Thursday, November 1, 2012

From Agnes to Sandy: How we cover a hurricane

Our staff at a news site in Pottstown where the Philly suburbs complete their turn to rural Pennsylvania rarely covers a hurricane. We have our share of flooding on the Schuylkill River and large creeks -- Perkiomen, Manatawny, French Creek  -- and sometimes the effects of hurricanes have been involved.
Last year, Irene caused some evacuations and flooding of the Perkiomen at Collegeville and Graterford. We had some Floyd-aftermath flooding in 1999, and I remember writing headlines about the approach of Gloria some years back.
But for full-fledged hurricane reporting, we have to go back 40 years to Hurricane Agnes.
Until this week and Sandy.
Like Agnes in June, 1972, Sandy set her sights on New York and New Jersey, and slammed Pennsylvania in-between with gale-force winds and drenching rain.
The AP reported winds reached 81 miles per hour in Allentown; Hanover, Pa. got 8.15 inches of rain.
Twelve deaths were reported in Pennsylvania, several of them from carbon monoxide poisoning from generators.
In our area, a 62-year-old man was killed when a tree crashed through his porch roof while he was taking the dogs out.
The biggest difference between reporting a hurricane and reporting some after-effects like flooding is the breadth of the storm and the dangers to ourselves.
When I send reporters over to South Pottstown to report on damage to the homes along the Schuylkill River, I tell them to wear boots, protect cameras and stay out of deep water.
But on Monday with Sandy "looming large," the warnings were more stern. We put a plan in place to keep paginators and online producers at home, as long as their power lasted. We bought car chargers for laptops; put fresh batteries in flashlights; kept cell phones fully charged.

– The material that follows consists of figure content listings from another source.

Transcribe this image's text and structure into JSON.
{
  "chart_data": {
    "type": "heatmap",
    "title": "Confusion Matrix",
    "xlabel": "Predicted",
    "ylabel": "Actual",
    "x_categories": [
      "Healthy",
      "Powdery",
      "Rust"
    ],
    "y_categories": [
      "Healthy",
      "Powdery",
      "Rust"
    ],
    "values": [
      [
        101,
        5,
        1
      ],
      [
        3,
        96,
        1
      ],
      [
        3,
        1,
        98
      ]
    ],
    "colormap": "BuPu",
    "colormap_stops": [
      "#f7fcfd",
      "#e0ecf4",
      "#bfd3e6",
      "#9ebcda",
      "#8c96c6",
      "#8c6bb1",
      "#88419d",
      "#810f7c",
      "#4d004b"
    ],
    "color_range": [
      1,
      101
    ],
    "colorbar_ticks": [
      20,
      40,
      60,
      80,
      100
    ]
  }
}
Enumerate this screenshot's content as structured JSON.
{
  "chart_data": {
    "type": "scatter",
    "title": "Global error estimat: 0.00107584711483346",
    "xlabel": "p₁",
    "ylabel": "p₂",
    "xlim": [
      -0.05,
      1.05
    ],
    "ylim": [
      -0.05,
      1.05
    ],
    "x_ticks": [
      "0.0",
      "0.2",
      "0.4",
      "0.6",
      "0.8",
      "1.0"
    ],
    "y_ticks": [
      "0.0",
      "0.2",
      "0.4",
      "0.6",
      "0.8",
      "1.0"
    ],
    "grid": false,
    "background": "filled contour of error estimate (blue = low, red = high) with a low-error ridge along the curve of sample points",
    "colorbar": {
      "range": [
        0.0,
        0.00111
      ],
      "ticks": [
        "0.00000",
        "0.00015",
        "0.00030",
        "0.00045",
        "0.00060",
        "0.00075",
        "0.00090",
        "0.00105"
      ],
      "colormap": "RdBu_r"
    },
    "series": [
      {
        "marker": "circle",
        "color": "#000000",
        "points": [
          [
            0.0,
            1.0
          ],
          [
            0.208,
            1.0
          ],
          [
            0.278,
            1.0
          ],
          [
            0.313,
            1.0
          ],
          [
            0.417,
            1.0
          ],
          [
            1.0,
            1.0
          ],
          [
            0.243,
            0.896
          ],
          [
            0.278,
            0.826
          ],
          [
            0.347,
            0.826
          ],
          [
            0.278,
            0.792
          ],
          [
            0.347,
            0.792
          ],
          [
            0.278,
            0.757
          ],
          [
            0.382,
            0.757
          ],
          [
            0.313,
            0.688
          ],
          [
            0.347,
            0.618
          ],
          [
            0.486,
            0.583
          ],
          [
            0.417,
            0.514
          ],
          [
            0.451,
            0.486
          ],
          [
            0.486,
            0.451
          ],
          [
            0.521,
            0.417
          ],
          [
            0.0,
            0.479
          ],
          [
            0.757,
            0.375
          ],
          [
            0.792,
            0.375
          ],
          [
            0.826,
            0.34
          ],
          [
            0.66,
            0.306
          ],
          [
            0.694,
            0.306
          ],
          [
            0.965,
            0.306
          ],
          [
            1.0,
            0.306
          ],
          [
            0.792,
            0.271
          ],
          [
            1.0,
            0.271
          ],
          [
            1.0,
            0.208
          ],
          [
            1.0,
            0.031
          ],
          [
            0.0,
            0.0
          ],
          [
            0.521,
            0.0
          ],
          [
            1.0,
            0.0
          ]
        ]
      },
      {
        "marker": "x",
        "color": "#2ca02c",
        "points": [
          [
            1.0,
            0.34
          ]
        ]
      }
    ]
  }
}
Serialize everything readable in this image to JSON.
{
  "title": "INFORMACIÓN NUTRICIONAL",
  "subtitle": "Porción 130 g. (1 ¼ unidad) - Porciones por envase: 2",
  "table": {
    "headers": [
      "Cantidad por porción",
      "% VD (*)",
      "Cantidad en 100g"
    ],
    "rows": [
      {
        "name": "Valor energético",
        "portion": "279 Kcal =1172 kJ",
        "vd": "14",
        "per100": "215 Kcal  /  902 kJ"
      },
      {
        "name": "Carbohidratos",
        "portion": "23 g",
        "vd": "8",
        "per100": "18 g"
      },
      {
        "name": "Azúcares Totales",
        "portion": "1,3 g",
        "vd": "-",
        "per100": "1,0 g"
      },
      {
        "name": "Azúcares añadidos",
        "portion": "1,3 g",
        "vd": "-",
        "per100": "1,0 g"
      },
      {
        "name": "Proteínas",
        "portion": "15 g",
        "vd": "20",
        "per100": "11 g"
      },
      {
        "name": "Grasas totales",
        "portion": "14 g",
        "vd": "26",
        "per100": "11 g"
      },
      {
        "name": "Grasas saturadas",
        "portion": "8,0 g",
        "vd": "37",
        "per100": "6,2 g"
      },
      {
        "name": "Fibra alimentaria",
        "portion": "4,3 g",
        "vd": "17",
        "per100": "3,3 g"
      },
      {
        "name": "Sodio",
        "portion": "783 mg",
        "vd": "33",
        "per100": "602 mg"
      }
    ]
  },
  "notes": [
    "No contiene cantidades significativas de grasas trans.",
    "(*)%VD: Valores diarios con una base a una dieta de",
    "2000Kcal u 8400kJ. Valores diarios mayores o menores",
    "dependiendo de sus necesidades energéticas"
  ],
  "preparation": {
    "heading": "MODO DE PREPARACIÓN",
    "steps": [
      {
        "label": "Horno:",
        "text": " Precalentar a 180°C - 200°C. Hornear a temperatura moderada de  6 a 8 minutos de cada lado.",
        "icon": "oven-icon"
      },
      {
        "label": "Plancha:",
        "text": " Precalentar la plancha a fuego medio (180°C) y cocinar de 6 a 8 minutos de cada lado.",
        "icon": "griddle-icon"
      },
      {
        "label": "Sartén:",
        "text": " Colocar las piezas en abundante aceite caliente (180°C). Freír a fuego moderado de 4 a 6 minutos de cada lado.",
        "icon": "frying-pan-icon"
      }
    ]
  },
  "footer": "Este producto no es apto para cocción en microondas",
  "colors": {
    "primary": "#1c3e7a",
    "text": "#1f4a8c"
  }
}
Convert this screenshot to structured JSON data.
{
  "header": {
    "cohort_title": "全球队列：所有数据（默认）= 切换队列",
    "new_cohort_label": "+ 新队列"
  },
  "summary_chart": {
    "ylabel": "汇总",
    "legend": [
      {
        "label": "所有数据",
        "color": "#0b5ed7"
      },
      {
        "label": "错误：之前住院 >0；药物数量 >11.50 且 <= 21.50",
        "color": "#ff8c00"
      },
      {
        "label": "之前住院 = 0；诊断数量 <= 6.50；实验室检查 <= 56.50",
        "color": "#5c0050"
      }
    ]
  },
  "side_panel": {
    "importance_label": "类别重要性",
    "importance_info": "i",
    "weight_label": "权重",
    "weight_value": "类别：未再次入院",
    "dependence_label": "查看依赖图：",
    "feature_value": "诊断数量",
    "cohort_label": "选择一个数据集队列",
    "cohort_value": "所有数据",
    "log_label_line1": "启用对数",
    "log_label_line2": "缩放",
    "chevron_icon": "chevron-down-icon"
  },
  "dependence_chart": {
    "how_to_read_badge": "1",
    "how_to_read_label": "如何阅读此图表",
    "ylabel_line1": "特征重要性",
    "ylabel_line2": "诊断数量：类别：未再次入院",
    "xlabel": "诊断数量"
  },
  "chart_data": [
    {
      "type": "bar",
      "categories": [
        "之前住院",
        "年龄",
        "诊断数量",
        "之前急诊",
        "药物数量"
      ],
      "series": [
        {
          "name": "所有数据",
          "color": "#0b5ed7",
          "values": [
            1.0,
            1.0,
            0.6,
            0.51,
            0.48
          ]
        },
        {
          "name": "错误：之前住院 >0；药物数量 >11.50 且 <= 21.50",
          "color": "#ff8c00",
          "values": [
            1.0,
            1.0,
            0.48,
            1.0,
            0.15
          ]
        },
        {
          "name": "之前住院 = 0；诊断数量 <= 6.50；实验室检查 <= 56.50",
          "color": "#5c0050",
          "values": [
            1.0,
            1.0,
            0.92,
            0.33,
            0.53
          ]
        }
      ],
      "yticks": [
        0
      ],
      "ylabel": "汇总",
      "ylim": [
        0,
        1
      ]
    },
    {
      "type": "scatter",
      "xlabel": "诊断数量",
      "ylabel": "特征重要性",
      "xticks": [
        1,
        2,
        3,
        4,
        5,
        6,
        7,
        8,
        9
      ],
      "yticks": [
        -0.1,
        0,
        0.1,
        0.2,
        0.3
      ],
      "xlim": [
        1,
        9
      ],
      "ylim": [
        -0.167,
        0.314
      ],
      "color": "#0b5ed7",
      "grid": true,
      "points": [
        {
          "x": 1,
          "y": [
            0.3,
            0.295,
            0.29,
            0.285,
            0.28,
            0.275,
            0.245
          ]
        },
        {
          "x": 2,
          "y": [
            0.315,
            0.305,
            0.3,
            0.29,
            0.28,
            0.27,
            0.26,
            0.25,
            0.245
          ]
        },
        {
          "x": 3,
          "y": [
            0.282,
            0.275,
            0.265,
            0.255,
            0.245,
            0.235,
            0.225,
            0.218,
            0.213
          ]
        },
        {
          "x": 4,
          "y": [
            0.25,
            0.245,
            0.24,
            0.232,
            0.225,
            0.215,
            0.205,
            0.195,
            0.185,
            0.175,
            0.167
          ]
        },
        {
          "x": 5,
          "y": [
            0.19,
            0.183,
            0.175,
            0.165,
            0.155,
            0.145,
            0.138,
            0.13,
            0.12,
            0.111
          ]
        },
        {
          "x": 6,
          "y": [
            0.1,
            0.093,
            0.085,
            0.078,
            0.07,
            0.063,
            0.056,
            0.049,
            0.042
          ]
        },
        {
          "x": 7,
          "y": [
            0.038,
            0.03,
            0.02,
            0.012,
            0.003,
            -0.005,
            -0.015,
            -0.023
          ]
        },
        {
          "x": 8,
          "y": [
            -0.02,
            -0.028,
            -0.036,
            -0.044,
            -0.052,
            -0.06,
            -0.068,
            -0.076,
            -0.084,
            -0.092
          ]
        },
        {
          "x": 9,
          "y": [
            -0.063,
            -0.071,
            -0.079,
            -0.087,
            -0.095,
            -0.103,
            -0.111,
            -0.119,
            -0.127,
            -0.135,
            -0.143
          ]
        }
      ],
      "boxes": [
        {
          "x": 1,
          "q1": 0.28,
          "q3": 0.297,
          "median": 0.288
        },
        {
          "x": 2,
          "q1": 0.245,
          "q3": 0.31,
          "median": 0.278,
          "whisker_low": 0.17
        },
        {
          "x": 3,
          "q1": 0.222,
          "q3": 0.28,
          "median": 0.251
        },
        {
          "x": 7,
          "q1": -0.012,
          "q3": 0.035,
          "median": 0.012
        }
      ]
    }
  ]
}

Reporters and photographers and two editors were in the office, coordinating coverage. We planned a front page by phone, brainstormed headlines like we always do, but in phone and email instead of in person. We kept website, Facebook, Twitter and mobile sites up to date.
By 8 p.m. Monday night, we closed up at the offices and drove home just as the wind speeds were picking up. Two people were on alert to go out overnight if they got word of a water rescue, fire or building collapse. The message was: Don't go out for flooding or wind damage. That can wait until daybreak. Don't risk going out in this wind unless it's a disaster that demands immediate reporting.
By Tuesday, many of us had lost power in our homes, but The Mercury did not. Neither did the offices of our sister sites in the Philly cluster, except Montgomery Media and a portion of the Delco Daily Times building.
To be sure, not all systems were working perfectly due to the devastation Sandy caused around us, in New York City and the Jersey shore. But for the most part, we could work.
The greatest damage here were giant trees uprooted, wires down and limbs everywhere. Fortunately, none of our staffers suffered damage to their homes except for some damaged gutters and broken tree limbs. The inconvenience of losing cable or Internet or lights and TV is minor compared to what we witnessed at the beach and in New York City.
Ironically, Sandy stormed our way the year of the 40th anniversary of Agnes and a recap of that coverage. There was no comparison to the devastation caused by Agnes, but the approach was the same.
When we pulled out the old Agnes papers for research last summer, we noticed there were no bylines in those editions, just a box that said everyone on staff contributed to everything they produced.
That's how The Mercury covered a hurricane 40 years ago.
With a bit of sarcasm and some silliness, our staffers like to say "there's no I in team." (I won't repeat the second half of their slogan about three "u"s.) 
That's how we covered Sandy, and why it was different than a normal storm. 
The bylines don't matter in a hurricane; the team effort does.